Evolution in isolation : the search for an island syndrome in plants
AUTHOR : Burns, Kevin C., 1970-
CALL NO : QK938.I84 B967e 2019
IMPRINT : Cambridge : Cambridge University Press, c2019
Oceanic islands are storehouses for unique creatures. Zoologists have long been fascinated by island animals because they break all the rules. Speedy, nervous, little birds repeatedly evolve to become plump, tame and flightless on islands. Equally strange and wonderful plants have evolved on islands. However, plants are very poorly understood relative to animals. Do plants repeatedly evolve similar patterns in dispersal ability, size and defence on islands? This volume answers this question for the first time using a modern quantitative approach. It not only reviews the literature on differences in defence, loss of dispersal, changes in size, alterations to breeding systems and the loss of fire adaptations, but also brings new data into focus to fill gaps in current understanding. By firmly establishing what is currently known about repeated patterns in the evolution of island plants, this book provides a roadmap for future research.

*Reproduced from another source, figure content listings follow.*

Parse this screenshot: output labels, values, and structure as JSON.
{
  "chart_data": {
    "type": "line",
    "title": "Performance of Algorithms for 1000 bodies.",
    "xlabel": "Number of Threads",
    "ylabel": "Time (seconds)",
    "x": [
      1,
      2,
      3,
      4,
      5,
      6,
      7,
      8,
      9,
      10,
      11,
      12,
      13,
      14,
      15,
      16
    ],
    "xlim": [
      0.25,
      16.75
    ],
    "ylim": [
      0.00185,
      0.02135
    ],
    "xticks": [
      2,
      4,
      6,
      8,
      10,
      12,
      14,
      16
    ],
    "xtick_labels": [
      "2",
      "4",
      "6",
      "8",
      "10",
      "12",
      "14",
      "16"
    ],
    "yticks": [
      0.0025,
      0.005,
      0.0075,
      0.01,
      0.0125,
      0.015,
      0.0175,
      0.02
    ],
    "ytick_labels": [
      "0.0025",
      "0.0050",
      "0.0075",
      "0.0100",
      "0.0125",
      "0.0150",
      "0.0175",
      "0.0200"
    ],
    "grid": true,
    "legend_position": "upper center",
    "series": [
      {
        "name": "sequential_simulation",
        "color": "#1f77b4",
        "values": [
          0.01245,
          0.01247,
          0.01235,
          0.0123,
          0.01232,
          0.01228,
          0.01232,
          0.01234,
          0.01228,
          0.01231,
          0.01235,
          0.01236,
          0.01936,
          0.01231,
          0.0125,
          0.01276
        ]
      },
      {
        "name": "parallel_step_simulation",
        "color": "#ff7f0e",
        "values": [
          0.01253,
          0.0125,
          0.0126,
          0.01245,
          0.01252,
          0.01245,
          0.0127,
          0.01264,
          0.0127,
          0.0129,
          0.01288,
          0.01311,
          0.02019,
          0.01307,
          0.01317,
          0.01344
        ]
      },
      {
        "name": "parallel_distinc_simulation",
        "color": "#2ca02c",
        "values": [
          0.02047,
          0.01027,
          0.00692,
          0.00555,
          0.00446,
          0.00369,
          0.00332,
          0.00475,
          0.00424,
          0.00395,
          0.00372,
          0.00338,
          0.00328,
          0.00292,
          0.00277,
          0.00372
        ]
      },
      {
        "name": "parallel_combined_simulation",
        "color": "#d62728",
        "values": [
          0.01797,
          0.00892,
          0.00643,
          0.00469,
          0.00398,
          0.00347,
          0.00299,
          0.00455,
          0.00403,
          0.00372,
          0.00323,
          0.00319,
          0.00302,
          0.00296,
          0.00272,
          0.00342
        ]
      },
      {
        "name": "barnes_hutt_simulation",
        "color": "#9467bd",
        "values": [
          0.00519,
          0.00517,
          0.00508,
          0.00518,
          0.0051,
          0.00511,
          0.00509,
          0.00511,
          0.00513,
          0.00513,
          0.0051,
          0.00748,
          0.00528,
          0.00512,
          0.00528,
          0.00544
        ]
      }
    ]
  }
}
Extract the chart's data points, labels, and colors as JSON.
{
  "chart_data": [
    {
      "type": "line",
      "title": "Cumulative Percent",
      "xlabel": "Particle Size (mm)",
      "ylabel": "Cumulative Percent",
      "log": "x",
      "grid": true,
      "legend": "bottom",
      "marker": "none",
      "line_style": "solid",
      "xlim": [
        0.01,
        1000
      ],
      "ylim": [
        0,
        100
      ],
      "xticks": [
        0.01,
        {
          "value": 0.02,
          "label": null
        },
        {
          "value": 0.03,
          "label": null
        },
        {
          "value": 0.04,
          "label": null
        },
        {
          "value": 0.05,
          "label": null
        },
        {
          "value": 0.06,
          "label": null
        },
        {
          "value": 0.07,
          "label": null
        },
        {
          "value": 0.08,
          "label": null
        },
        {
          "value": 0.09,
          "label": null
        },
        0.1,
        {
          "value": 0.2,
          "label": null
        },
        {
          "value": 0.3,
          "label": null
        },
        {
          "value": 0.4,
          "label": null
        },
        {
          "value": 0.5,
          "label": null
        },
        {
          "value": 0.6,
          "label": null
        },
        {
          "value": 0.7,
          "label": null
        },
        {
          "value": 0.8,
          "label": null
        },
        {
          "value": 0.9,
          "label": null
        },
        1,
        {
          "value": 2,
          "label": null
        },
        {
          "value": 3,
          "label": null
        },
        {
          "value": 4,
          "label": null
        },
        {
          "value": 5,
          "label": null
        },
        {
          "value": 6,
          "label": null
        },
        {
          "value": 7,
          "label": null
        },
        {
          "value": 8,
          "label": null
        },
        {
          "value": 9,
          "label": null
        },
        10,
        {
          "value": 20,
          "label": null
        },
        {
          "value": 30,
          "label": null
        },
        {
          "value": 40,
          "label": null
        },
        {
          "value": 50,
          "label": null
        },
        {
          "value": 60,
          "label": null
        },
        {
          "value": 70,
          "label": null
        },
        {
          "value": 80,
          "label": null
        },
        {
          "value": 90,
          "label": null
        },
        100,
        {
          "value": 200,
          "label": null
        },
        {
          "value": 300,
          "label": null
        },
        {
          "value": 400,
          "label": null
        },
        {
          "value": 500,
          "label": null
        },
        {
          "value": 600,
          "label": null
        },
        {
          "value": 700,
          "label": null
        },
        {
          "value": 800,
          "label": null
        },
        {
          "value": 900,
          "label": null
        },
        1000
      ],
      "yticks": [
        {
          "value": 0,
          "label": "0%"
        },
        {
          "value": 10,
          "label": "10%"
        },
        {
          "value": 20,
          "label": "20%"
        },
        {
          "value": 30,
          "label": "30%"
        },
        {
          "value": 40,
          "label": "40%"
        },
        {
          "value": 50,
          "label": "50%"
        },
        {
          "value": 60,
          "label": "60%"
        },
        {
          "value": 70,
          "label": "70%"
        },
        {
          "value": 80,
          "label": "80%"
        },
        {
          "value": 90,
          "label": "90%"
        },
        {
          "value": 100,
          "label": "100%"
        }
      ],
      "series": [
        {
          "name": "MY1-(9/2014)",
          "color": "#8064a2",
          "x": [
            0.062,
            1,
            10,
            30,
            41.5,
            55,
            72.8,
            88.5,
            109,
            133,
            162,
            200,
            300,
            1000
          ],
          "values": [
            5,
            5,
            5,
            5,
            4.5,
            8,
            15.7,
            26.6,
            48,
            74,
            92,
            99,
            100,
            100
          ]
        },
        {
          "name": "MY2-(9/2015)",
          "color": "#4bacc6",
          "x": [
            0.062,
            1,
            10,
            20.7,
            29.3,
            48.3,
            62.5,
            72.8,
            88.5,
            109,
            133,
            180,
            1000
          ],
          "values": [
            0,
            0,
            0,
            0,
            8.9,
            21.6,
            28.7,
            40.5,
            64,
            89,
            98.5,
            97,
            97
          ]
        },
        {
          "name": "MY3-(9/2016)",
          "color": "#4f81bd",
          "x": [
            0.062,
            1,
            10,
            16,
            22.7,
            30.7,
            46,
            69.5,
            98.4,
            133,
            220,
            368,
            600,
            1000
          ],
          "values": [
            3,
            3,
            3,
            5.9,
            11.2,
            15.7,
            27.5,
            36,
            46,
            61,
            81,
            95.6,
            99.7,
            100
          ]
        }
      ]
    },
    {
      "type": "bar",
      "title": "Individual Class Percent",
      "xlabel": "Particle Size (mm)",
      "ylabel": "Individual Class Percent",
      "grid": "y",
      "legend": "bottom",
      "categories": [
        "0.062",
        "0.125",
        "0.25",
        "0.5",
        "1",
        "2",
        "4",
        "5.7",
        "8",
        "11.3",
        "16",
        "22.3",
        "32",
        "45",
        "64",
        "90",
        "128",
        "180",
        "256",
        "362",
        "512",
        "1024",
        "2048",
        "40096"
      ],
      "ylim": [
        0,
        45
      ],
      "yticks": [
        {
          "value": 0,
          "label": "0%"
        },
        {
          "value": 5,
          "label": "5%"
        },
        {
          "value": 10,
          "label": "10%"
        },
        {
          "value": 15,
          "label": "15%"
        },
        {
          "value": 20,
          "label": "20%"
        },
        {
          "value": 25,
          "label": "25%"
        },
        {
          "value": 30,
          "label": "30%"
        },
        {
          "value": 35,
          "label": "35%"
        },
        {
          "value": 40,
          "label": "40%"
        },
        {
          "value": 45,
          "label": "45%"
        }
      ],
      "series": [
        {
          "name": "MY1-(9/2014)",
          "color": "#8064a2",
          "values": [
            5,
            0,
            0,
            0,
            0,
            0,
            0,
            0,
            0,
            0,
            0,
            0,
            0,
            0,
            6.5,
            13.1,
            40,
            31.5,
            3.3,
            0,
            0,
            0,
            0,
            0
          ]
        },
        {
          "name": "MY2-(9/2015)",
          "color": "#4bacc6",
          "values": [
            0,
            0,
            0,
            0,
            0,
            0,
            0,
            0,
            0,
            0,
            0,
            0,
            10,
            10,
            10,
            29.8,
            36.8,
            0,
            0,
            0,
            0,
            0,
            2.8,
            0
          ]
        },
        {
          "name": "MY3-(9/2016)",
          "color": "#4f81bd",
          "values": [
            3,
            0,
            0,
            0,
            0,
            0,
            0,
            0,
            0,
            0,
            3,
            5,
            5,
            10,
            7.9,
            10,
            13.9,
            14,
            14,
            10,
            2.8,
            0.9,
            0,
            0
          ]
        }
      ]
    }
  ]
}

- Newly collected data are used to fill gaps in the published literature on how evolution shapes plants on isolated islands.
- Written to attract readers with a wide range of experience and expertise, quantitative analyses are presented in self-contained boxes, which are set apart from the main text and can be skimmed by less experienced readers in favour of verbal discussion in the text.
- By establishing a rigorous, quantitative approach to the island syndrome in plants, this book will help propel the topic into the scientific limelight by filling a key gap in our understanding of the natural world.